Однако, всё дальнейшее содержание евразийства, его многочисленные расширения и уточнения представляют собой отход от центральных евразийских тезисов в сторону столь характерного для нашей «фрондирующей» интеллигенции ещё со времён Максима Грека и Андрея Курбского «периферийного сознания». В логике такого «сознания» Россия, русский этнос, русская культура, русская государственность и т.д. рассматриваются не как довлеющий феномен, а как некая промежуточная, синтезированная и потому периферийная форма существования других цивилизаций, народов и культур.

Провозгласив факт существования Евразии sensu stricto как особого географического и культурного феномена автор термина «месторазвитие» Пётр Савицкий не долго удерживается на этой высоте. В речи евразийцев проскальзывают заискивающие интонации, с помощью которых некоего невидимого, но влиятельного собеседника пытаются убедить — Евразия-Россия «полезна» как для Европы, так и для Азии, представляет собой «пространство-смычку».

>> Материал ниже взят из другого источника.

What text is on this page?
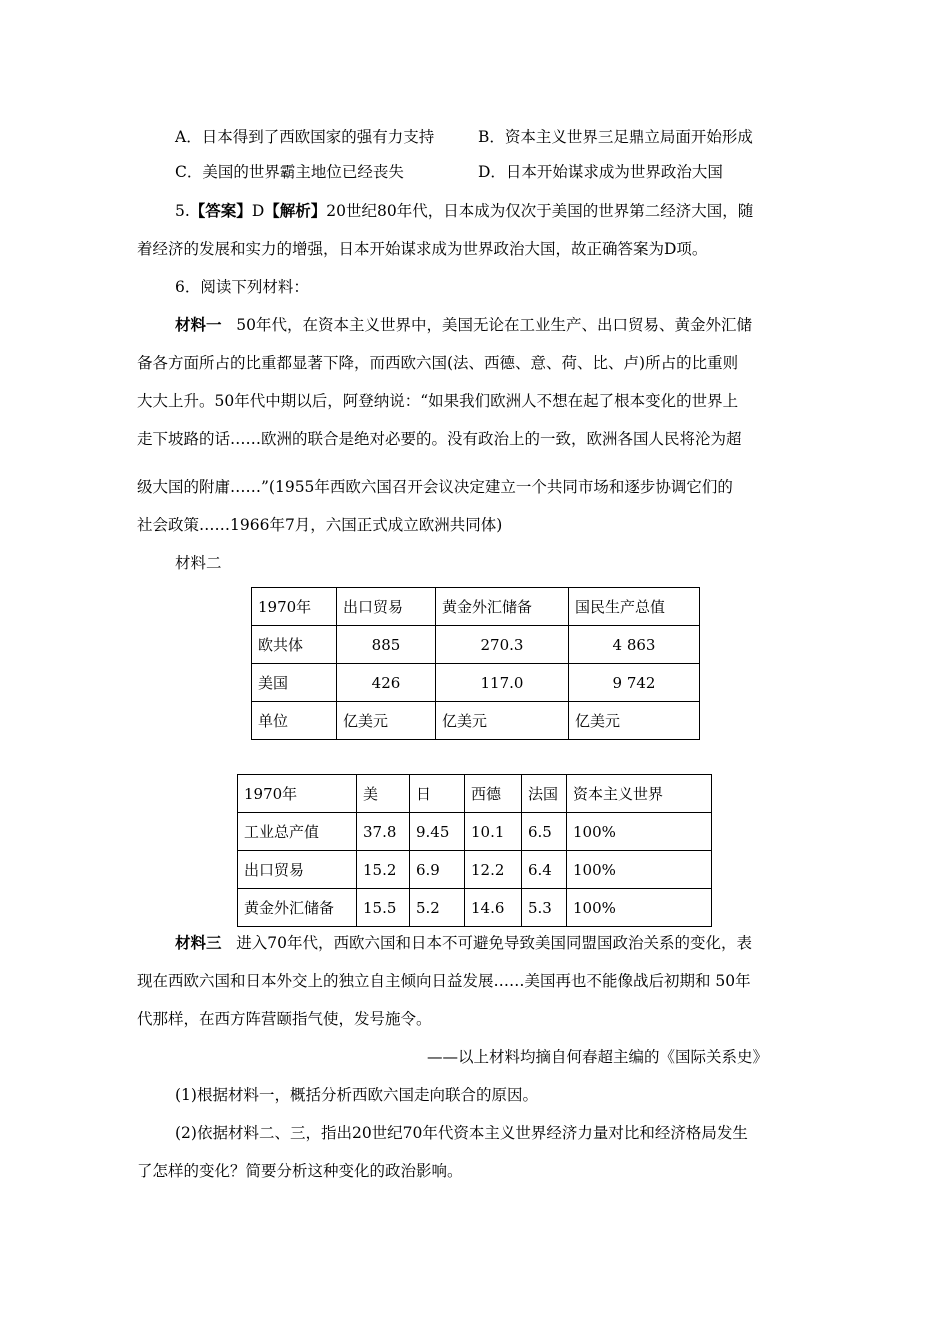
A．日本得到了西欧国家的强有力支持	B．资本主义世界三足鼎立局面开始形成
C．美国的世界霸主地位已经丧失	D．日本开始谋求成为世界政治大国
5.【答案】D【解析】20世纪80年代，日本成为仅次于美国的世界第二经济大国，随
着经济的发展和实力的增强，日本开始谋求成为世界政治大国，故正确答案为D项。
6．阅读下列材料：
材料一 50年代，在资本主义世界中，美国无论在工业生产、出口贸易、黄金外汇储
备各方面所占的比重都显著下降，而西欧六国(法、西德、意、荷、比、卢)所占的比重则
大大上升。50年代中期以后，阿登纳说：“如果我们欧洲人不想在起了根本变化的世界上
走下坡路的话……欧洲的联合是绝对必要的。没有政治上的一致，欧洲各国人民将沦为超
级大国的附庸……”(1955年西欧六国召开会议决定建立一个共同市场和逐步协调它们的
社会政策……1966年7月，六国正式成立欧洲共同体)
材料二
1970年	出口贸易	黄金外汇储备	国民生产总值
欧共体	885	270.3	4 863
美国	426	117.0	9 742
单位	亿美元	亿美元	亿美元
1970年	美	日	西德	法国	资本主义世界
工业总产值	37.8	9.45	10.1	6.5	100%
出口贸易	15.2	6.9	12.2	6.4	100%
黄金外汇储备	15.5	5.2	14.6	5.3	100%
材料三 进入70年代，西欧六国和日本不可避免导致美国同盟国政治关系的变化，表
现在西欧六国和日本外交上的独立自主倾向日益发展……美国再也不能像战后初期和 50年
代那样，在西方阵营颐指气使，发号施令。
——以上材料均摘自何春超主编的《国际关系史》
(1)根据材料一，概括分析西欧六国走向联合的原因。
(2)依据材料二、三，指出20世纪70年代资本主义世界经济力量对比和经济格局发生
了怎样的变化？简要分析这种变化的政治影响。
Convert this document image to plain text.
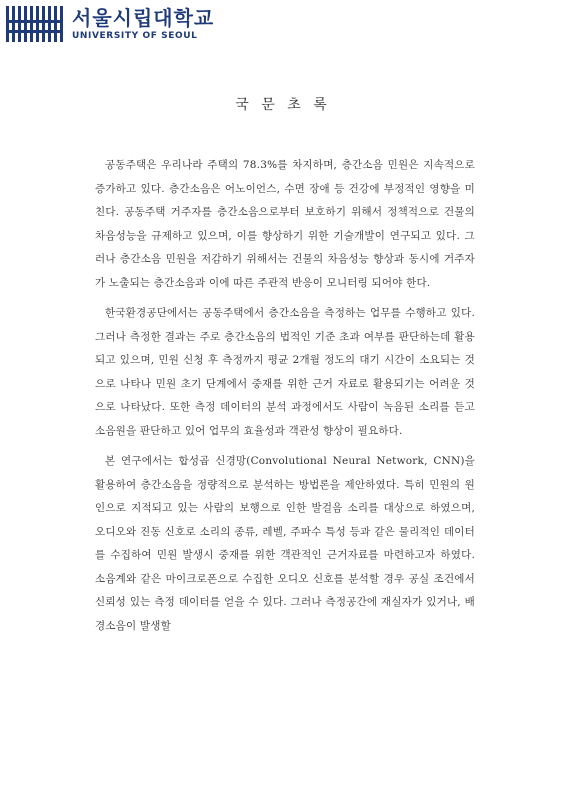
서울시립대학교
UNIVERSITY OF SEOUL
국 문 초 록

공동주택은 우리나라 주택의 78.3%를 차지하며, 층간소음 민원은 지속적으로 증가하고 있다. 층간소음은 어노이언스, 수면 장애 등 건강에 부정적인 영향을 미친다. 공동주택 거주자를 층간소음으로부터 보호하기 위해서 정책적으로 건물의 차음성능을 규제하고 있으며, 이를 향상하기 위한 기술개발이 연구되고 있다. 그러나 층간소음 민원을 저감하기 위해서는 건물의 차음성능 향상과 동시에 거주자가 노출되는 층간소음과 이에 따른 주관적 반응이 모니터링 되어야 한다.

한국환경공단에서는 공동주택에서 층간소음을 측정하는 업무를 수행하고 있다. 그러나 측정한 결과는 주로 층간소음의 법적인 기준 초과 여부를 판단하는데 활용되고 있으며, 민원 신청 후 측정까지 평균 2개월 정도의 대기 시간이 소요되는 것으로 나타나 민원 초기 단계에서 중재를 위한 근거 자료로 활용되기는 어려운 것으로 나타났다. 또한 측정 데이터의 분석 과정에서도 사람이 녹음된 소리를 듣고 소음원을 판단하고 있어 업무의 효율성과 객관성 향상이 필요하다.

본 연구에서는 합성곱 신경망(Convolutional Neural Network, CNN)을 활용하여 층간소음을 정량적으로 분석하는 방법론을 제안하였다. 특히 민원의 원인으로 지적되고 있는 사람의 보행으로 인한 발걸음 소리를 대상으로 하였으며, 오디오와 진동 신호로 소리의 종류, 레벨, 주파수 특성 등과 같은 물리적인 데이터를 수집하여 민원 발생시 중재를 위한 객관적인 근거자료를 마련하고자 하였다. 소음계와 같은 마이크로폰으로 수집한 오디오 신호를 분석할 경우 공실 조건에서 신뢰성 있는 측정 데이터를 얻을 수 있다. 그러나 측정공간에 재실자가 있거나, 배경소음이 발생할
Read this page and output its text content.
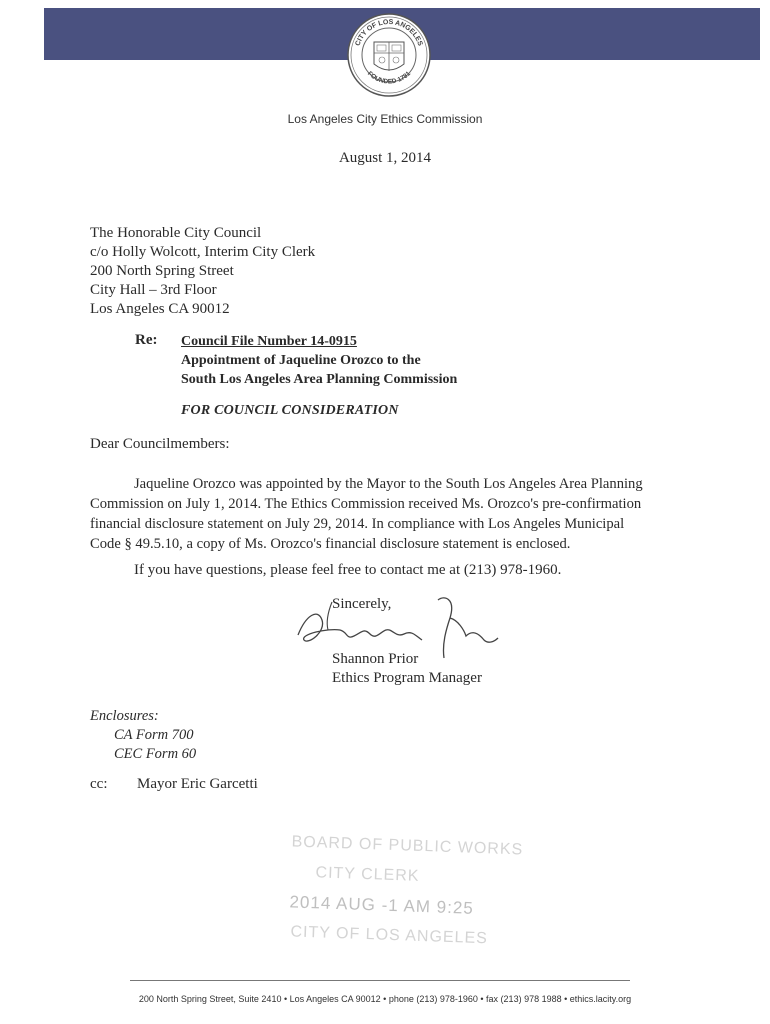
CITY OF LOS ANGELES
FOUNDED 1781
Los Angeles City Ethics Commission
August 1, 2014
The Honorable City Council
c/o Holly Wolcott, Interim City Clerk
200 North Spring Street
City Hall – 3rd Floor
Los Angeles CA 90012
Re: Council File Number 14-0915
Appointment of Jaqueline Orozco to the
South Los Angeles Area Planning Commission
FOR COUNCIL CONSIDERATION
Dear Councilmembers:
Jaqueline Orozco was appointed by the Mayor to the South Los Angeles Area Planning
Commission on July 1, 2014. The Ethics Commission received Ms. Orozco's pre-confirmation
financial disclosure statement on July 29, 2014. In compliance with Los Angeles Municipal
Code § 49.5.10, a copy of Ms. Orozco's financial disclosure statement is enclosed.
If you have questions, please feel free to contact me at (213) 978-1960.
Sincerely,
Shannon Prior
Ethics Program Manager
Enclosures:
CA Form 700
CEC Form 60
cc: Mayor Eric Garcetti
BOARD OF PUBLIC WORKS
CITY CLERK
2014 AUG -1 AM 9:25
CITY OF LOS ANGELES
200 North Spring Street, Suite 2410 • Los Angeles CA 90012 • phone (213) 978-1960 • fax (213) 978 1988 • ethics.lacity.org
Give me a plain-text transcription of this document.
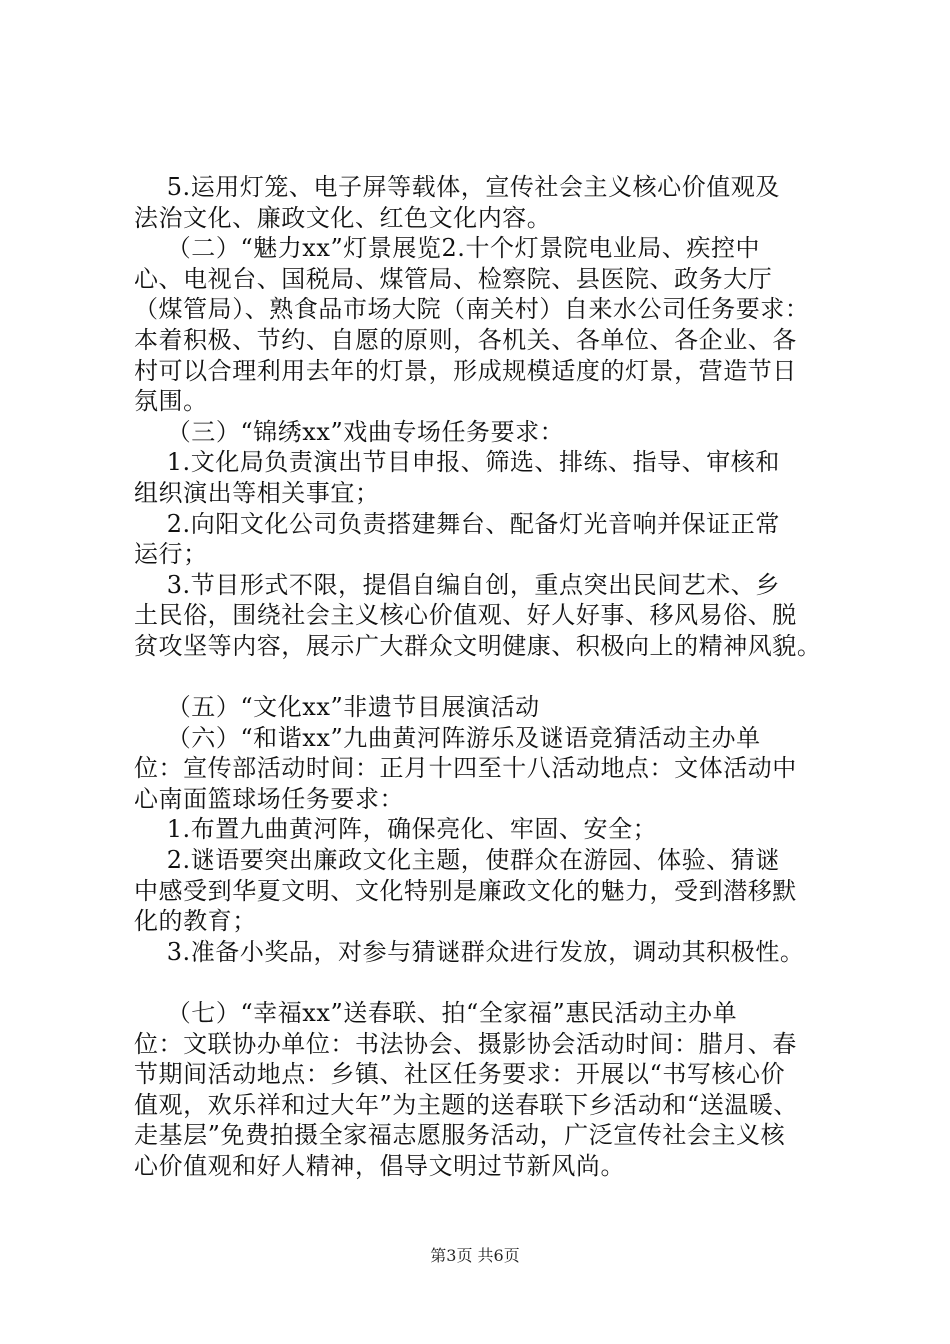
5.运用灯笼、电子屏等载体，宣传社会主义核心价值观及
法治文化、廉政文化、红色文化内容。
（二）“魅力xx”灯景展览2.十个灯景院电业局、疾控中
心、电视台、国税局、煤管局、检察院、县医院、政务大厅
（煤管局）、熟食品市场大院（南关村）自来水公司任务要求：
本着积极、节约、自愿的原则，各机关、各单位、各企业、各
村可以合理利用去年的灯景，形成规模适度的灯景，营造节日
氛围。
（三）“锦绣xx”戏曲专场任务要求：
1.文化局负责演出节目申报、筛选、排练、指导、审核和
组织演出等相关事宜；
2.向阳文化公司负责搭建舞台、配备灯光音响并保证正常
运行；
3.节目形式不限，提倡自编自创，重点突出民间艺术、乡
土民俗，围绕社会主义核心价值观、好人好事、移风易俗、脱
贫攻坚等内容，展示广大群众文明健康、积极向上的精神风貌。
（五）“文化xx”非遗节目展演活动
（六）“和谐xx”九曲黄河阵游乐及谜语竞猜活动主办单
位：宣传部活动时间：正月十四至十八活动地点：文体活动中
心南面篮球场任务要求：
1.布置九曲黄河阵，确保亮化、牢固、安全；
2.谜语要突出廉政文化主题，使群众在游园、体验、猜谜
中感受到华夏文明、文化特别是廉政文化的魅力，受到潜移默
化的教育；
3.准备小奖品，对参与猜谜群众进行发放，调动其积极性。
（七）“幸福xx”送春联、拍“全家福”惠民活动主办单
位：文联协办单位：书法协会、摄影协会活动时间：腊月、春
节期间活动地点：乡镇、社区任务要求：开展以“书写核心价
值观，欢乐祥和过大年”为主题的送春联下乡活动和“送温暖、
走基层”免费拍摄全家福志愿服务活动，广泛宣传社会主义核
心价值观和好人精神，倡导文明过节新风尚。
第3页 共6页
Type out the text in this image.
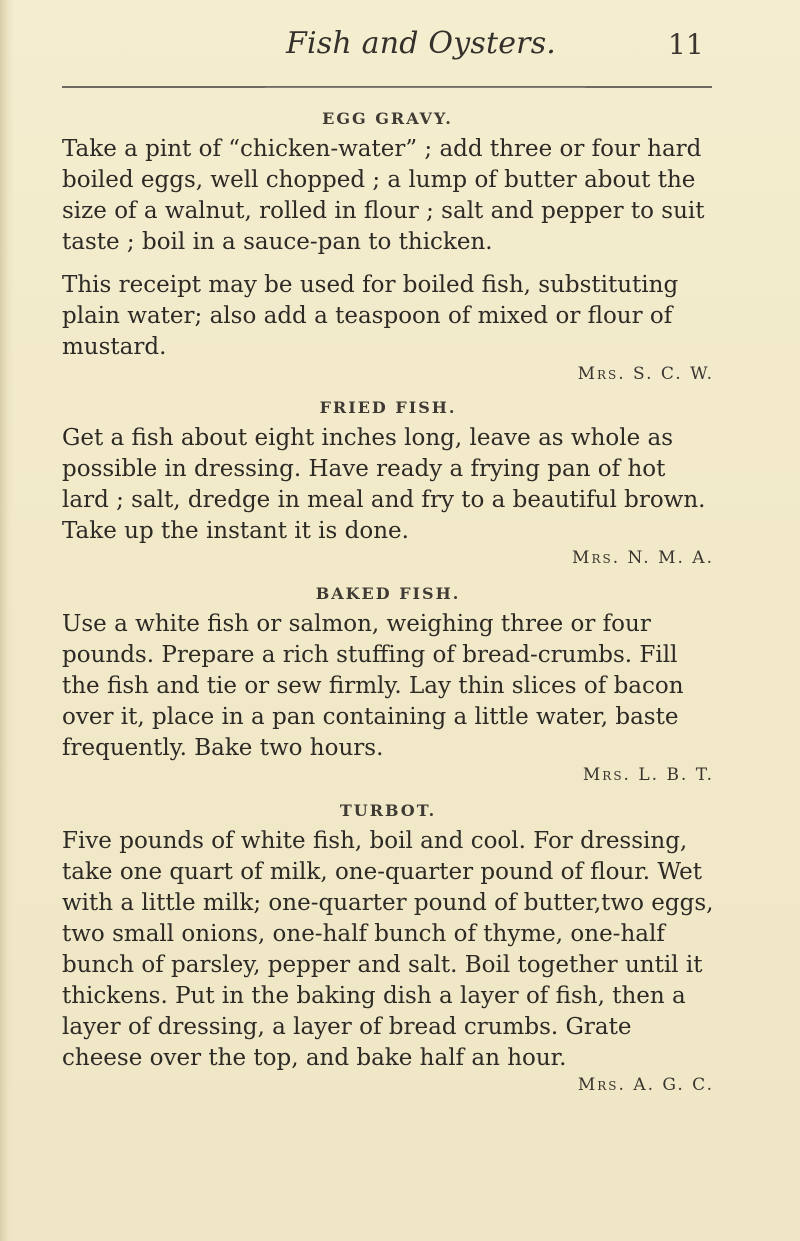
Fish and Oysters.	11
EGG GRAVY.

Take a pint of “chicken-water” ; add three or four hard boiled eggs, well chopped ; a lump of butter about the size of a walnut, rolled in flour ; salt and pepper to suit taste ; boil in a sauce-pan to thicken.

This receipt may be used for boiled fish, substituting plain water; also add a teaspoon of mixed or flour of mustard.

Mrs. S. C. W.
FRIED FISH.

Get a fish about eight inches long, leave as whole as possible in dressing. Have ready a frying pan of hot lard ; salt, dredge in meal and fry to a beautiful brown. Take up the instant it is done.

Mrs. N. M. A.
BAKED FISH.

Use a white fish or salmon, weighing three or four pounds. Prepare a rich stuffing of bread-crumbs. Fill the fish and tie or sew firmly. Lay thin slices of bacon over it, place in a pan containing a little water, baste frequently. Bake two hours.

Mrs. L. B. T.
TURBOT.

Five pounds of white fish, boil and cool. For dressing, take one quart of milk, one-quarter pound of flour. Wet with a little milk; one-quarter pound of butter,two eggs, two small onions, one-half bunch of thyme, one-half bunch of parsley, pepper and salt. Boil together until it thickens. Put in the baking dish a layer of fish, then a layer of dressing, a layer of bread crumbs. Grate cheese over the top, and bake half an hour.

Mrs. A. G. C.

«Россия-Евразия есть центр Старого Света. Устраните этот центр и все его части — вся эта система материковых окраин (Европа, Передняя Азия, Иран, Индия, Индокитай, Китай, Япония) превращается как бы в «рассыпанную храмину» (Пётр Савицкий. Географические и геополитические основы Евразийства).

Причём стыковое самоопределение России евразийцами не ограничивается географией, та же оценка русско-евразийского начала как синтетического и промежуточного распространяется и на русскую культуру: «В культурное бытие России в соизмеримых между собой долях вошли элементы различнейших культур. Влияния Юга, Востока и Запада, перемежаясь, последовательно главенствовали в мире русской культуры… В категориях не всегда достаточно тонкого, однако же указывающего на реальную сущность подразделения культур Старого света на «европейские» и «азиатско-азийские» культура русская не принадлежит к числу ни тех, ни других. Она есть культура, сочетающая элементы одних и других, сводящая их к некоему единству» (Пётр Савицкий. Евразийство).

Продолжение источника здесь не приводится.